The Oakland Athletics are playing baseball tonight against the Marlins, but the organization's spine is in Frisco, Texas, where Ryan Lasko lies in a hospital bed after spinal decompression surgery. The Double-A outfielder fractured his C6–C7 vertebra Tuesday night diving for a fly ball, colliding with teammate Devin Taylor in a scene that left him motionless for 10 minutes on the field.
He's stable now, posting from his hospital bed that he's "on the road to recovery" and thanking everyone for the support. But the 23-year-old has no feeling in his lower half, and doctors won't rule on whether he walks again, let alone plays baseball. Lasko was the A's No. 18 prospect, hitting .209 with six homers and a .635 OPS in 73 games for Midland — not exactly a can't-miss guy, but a body in a system that keeps losing them.
Meanwhile, the big club is getting shelled by the Marlins. Down 4-0 in the third as this publishes, the A's are once again asking their bullpen to eat innings they weren't meant to digest. The real spinal issue in Oakland isn't one prospect's catastrophic injury — it's the structural weakness of a relief corps that's been bending all season.
Manager Mark Kotsay told reporters there's "hope the feeling comes back" for Lasko. GM David Forst praised the Midland trainers and Frisco first responders for their work on the field. Ed Sprague, the player development director, flew to Texas to be with the team. All the right organizational responses, all the proper concern.

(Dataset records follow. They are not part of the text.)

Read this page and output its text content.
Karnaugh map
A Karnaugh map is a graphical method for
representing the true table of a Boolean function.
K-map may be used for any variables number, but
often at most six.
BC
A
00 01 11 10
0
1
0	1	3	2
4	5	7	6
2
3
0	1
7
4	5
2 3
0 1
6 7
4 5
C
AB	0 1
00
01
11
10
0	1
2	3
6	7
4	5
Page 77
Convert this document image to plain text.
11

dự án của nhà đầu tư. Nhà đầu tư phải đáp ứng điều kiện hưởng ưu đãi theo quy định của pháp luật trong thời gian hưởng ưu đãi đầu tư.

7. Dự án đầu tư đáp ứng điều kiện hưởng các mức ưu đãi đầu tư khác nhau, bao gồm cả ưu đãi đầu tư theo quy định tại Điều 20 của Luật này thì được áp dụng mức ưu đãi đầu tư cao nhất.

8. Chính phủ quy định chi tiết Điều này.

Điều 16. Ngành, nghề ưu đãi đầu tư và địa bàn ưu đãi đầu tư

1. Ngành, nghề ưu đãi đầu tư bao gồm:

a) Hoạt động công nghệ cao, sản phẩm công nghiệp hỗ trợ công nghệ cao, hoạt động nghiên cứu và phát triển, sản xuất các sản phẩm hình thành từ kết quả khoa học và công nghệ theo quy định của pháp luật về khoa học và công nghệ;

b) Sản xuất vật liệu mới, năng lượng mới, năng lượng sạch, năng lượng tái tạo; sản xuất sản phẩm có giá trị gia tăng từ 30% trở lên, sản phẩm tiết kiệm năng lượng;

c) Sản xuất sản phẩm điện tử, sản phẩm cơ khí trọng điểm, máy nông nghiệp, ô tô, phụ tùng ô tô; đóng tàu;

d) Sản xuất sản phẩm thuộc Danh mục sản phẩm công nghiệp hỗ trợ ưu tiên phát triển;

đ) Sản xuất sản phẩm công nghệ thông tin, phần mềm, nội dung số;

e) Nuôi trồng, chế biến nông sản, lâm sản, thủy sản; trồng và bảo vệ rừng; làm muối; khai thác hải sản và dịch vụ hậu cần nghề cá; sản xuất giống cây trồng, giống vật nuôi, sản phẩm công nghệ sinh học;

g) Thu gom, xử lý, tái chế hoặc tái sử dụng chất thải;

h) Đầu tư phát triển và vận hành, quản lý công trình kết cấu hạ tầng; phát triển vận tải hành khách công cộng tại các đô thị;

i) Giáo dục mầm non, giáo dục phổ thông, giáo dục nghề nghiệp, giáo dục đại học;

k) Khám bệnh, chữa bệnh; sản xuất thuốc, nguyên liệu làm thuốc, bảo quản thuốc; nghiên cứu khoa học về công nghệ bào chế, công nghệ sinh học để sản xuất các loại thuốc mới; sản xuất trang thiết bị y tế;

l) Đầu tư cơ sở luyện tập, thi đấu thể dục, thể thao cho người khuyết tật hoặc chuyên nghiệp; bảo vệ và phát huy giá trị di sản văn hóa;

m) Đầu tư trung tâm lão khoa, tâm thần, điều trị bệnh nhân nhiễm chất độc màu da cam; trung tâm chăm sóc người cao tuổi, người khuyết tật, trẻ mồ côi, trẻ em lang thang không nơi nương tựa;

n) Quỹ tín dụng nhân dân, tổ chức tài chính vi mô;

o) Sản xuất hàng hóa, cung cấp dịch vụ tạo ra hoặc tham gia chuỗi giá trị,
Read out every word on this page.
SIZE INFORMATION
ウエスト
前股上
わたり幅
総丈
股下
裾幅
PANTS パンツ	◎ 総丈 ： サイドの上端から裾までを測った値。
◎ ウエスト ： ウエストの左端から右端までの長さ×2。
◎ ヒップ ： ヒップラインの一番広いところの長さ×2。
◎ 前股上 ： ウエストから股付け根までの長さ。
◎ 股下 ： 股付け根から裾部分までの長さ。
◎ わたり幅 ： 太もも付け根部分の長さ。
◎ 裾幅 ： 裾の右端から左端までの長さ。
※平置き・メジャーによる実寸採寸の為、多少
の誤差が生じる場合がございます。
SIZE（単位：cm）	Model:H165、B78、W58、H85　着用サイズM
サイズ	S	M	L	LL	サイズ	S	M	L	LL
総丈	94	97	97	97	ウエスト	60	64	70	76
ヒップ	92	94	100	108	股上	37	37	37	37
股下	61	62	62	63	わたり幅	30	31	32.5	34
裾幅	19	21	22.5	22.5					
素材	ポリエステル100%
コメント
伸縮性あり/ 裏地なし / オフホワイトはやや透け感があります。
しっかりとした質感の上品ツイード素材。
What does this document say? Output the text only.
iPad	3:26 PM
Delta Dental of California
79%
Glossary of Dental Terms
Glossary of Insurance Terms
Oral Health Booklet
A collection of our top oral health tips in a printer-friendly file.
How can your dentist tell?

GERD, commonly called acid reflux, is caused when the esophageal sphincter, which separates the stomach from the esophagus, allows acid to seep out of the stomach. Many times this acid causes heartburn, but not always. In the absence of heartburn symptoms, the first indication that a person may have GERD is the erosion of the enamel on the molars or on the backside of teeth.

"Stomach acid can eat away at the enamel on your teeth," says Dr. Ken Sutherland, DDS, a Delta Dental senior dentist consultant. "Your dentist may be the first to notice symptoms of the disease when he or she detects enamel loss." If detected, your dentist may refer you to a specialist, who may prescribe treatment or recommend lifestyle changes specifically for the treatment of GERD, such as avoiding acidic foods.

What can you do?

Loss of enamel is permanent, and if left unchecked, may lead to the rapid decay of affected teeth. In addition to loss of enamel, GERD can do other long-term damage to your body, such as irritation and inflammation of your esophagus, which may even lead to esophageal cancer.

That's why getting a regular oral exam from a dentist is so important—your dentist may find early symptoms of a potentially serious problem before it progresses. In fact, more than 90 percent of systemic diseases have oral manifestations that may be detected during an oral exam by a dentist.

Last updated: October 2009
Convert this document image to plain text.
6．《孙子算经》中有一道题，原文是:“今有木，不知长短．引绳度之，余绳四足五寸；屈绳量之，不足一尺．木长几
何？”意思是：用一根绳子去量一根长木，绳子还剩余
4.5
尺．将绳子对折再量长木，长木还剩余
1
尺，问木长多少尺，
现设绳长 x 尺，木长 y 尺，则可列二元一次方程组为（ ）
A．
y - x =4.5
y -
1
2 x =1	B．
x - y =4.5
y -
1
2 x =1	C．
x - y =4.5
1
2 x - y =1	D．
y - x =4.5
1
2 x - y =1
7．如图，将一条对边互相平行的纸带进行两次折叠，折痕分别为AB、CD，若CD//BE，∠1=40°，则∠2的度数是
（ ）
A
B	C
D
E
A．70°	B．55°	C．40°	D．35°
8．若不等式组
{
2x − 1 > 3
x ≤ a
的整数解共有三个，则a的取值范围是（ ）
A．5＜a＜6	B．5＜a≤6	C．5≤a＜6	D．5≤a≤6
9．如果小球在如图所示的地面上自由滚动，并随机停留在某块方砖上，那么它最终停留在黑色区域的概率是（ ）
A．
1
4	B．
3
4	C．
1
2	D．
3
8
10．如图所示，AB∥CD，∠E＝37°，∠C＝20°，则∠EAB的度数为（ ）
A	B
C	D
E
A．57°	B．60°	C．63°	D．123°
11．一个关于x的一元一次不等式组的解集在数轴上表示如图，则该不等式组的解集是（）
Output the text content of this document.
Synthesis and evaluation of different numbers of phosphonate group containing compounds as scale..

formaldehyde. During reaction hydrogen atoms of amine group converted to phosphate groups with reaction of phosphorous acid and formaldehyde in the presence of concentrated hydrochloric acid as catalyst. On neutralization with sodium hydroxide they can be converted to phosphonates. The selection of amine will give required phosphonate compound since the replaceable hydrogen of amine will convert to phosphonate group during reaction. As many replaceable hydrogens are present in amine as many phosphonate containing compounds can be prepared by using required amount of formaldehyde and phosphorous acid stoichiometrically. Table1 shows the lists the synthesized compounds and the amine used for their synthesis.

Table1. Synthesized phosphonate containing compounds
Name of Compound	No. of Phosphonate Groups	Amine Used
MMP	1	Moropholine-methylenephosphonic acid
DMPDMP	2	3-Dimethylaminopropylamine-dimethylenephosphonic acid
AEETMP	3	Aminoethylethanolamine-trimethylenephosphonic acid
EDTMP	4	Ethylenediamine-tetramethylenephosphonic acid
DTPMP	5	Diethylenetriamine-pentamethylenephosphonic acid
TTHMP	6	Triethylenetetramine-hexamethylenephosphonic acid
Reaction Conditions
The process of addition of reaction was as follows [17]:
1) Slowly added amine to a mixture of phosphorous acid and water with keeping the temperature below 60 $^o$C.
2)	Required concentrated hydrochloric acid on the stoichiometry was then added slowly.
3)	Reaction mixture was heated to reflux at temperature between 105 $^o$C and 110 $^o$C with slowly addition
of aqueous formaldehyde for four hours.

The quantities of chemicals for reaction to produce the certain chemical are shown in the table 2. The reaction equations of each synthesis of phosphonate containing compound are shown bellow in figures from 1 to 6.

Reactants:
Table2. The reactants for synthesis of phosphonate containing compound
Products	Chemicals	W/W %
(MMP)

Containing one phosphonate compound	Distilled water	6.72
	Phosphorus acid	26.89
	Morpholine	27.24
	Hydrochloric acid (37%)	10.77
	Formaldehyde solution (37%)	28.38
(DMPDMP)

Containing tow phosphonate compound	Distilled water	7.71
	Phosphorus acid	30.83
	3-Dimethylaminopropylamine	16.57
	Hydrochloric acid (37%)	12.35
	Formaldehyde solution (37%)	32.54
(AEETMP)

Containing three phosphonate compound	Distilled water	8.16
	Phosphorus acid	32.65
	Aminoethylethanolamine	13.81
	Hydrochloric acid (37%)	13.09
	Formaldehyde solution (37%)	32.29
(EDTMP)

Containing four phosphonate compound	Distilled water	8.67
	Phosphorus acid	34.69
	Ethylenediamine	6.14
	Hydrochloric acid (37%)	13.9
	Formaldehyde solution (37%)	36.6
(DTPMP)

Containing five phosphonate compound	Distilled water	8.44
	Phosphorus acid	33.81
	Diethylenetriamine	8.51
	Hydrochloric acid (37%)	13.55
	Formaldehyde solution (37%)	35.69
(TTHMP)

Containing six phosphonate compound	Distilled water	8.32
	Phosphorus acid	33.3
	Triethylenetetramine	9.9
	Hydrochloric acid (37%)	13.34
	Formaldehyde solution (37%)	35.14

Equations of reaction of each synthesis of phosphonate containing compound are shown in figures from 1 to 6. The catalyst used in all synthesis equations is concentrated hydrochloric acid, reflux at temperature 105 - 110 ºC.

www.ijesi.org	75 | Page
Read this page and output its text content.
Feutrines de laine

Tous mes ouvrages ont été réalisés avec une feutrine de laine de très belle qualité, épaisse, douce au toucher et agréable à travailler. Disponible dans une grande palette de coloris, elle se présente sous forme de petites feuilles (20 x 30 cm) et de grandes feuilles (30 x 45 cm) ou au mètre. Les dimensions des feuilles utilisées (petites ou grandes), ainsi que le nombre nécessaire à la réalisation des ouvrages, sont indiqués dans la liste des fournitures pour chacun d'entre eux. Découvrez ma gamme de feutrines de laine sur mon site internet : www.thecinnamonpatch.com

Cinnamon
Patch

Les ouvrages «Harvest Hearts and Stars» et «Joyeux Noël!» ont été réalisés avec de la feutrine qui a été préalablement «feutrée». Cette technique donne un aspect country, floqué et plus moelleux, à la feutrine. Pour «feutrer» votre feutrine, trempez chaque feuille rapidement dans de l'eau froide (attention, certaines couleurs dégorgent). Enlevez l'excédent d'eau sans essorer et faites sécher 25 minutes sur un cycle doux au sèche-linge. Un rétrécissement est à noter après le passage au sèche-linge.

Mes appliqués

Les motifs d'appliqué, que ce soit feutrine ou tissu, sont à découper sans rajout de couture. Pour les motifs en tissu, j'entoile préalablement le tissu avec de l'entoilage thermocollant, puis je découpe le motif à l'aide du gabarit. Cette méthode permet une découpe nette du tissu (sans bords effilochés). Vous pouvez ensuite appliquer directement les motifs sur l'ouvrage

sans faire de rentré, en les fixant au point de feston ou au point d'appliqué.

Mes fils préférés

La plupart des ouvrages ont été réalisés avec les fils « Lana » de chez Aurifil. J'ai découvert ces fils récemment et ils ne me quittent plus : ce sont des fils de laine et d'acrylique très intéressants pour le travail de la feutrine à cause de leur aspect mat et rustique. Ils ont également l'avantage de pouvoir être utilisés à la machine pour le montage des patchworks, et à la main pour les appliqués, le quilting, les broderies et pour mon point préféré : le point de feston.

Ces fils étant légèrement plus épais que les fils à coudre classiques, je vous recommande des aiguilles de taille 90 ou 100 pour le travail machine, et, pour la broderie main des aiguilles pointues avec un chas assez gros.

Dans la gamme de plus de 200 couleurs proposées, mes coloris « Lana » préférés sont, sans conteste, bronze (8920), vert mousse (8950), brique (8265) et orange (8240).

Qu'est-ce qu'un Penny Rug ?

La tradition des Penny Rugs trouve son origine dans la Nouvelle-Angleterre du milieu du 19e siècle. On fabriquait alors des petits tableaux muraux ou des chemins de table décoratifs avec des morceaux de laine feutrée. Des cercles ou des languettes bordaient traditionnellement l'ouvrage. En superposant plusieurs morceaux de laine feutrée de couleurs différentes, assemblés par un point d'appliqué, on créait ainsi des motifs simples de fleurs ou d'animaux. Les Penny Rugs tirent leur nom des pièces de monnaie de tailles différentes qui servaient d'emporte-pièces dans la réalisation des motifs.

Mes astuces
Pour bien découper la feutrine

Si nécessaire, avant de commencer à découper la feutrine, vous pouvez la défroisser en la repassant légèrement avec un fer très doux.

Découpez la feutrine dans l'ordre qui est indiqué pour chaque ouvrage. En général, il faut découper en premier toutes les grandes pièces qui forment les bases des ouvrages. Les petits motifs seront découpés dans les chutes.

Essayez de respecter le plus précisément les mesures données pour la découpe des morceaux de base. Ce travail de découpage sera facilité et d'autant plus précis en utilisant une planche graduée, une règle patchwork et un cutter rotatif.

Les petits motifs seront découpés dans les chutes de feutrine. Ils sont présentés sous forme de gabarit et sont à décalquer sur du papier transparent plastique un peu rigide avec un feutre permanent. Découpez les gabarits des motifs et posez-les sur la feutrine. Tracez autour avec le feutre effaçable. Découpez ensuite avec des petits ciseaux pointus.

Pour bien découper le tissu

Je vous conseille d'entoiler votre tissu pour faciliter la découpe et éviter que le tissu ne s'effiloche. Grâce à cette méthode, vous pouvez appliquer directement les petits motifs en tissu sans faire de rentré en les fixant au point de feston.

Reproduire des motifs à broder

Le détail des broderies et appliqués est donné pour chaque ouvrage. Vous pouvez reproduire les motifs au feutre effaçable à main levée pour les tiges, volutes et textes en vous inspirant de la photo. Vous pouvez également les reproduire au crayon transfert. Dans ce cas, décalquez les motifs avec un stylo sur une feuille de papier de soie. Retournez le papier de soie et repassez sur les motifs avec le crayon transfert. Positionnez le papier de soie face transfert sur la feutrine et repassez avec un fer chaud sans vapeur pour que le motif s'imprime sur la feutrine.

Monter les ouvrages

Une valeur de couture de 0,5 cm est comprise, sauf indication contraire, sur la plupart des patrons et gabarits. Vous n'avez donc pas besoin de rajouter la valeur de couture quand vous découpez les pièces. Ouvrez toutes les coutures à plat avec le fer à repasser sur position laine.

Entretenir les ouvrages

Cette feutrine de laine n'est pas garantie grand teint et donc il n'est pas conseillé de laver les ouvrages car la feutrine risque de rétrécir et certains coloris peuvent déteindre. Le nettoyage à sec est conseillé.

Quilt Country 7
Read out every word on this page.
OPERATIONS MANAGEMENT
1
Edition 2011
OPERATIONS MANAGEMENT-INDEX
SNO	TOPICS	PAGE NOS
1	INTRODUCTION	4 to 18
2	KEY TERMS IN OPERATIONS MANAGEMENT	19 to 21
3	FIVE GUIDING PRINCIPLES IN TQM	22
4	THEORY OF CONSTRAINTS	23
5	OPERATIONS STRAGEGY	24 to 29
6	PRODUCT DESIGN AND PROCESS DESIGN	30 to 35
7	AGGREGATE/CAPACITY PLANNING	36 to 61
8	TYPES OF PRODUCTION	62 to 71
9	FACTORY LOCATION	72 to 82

But baseball doesn't stop for concern. The A's are chasing a wild card spot, somehow just two games back in the mediocre AL West. They've lost Zack Gelof to a spiked hand injury. Brent Rooker is done for the year with knee surgery. Now Lasko joins the list of bodies broken on the way to whatever this season becomes.
The collision itself was routine — two outfielders going all-out for a fly ball in Frisco. No video exists publicly, no play-by-play to reconstruct the moment that changed a life. Just the stark reality: a fractured vertebra, a hospital room, and a baseball future suspended indefinitely.
Lasko's statement reads like something you'd see on a recovery Instagram: "I'd like to thank everyone for the well wishes & prayers. I truly feel so loved and appreciated by everyone that has reached out. I am doing well and on the road to recovery. This is going to be a lengthy process but I hope to be able to get back to doing what I love."
What he loves is baseball. What he's facing is the possibility that he never does it again professionally.
The A's will finish this game against the Marlins. They'll take the field tomorrow and the next day. They'll call up another prospect from Triple-A or Double-A to fill whatever hole opens next. That's the business. But tonight, in a hospital room in Plano, Texas, a 23-year-old is waiting to see if he can feel his legs again.
The scoreboard says one thing. The human toll says another.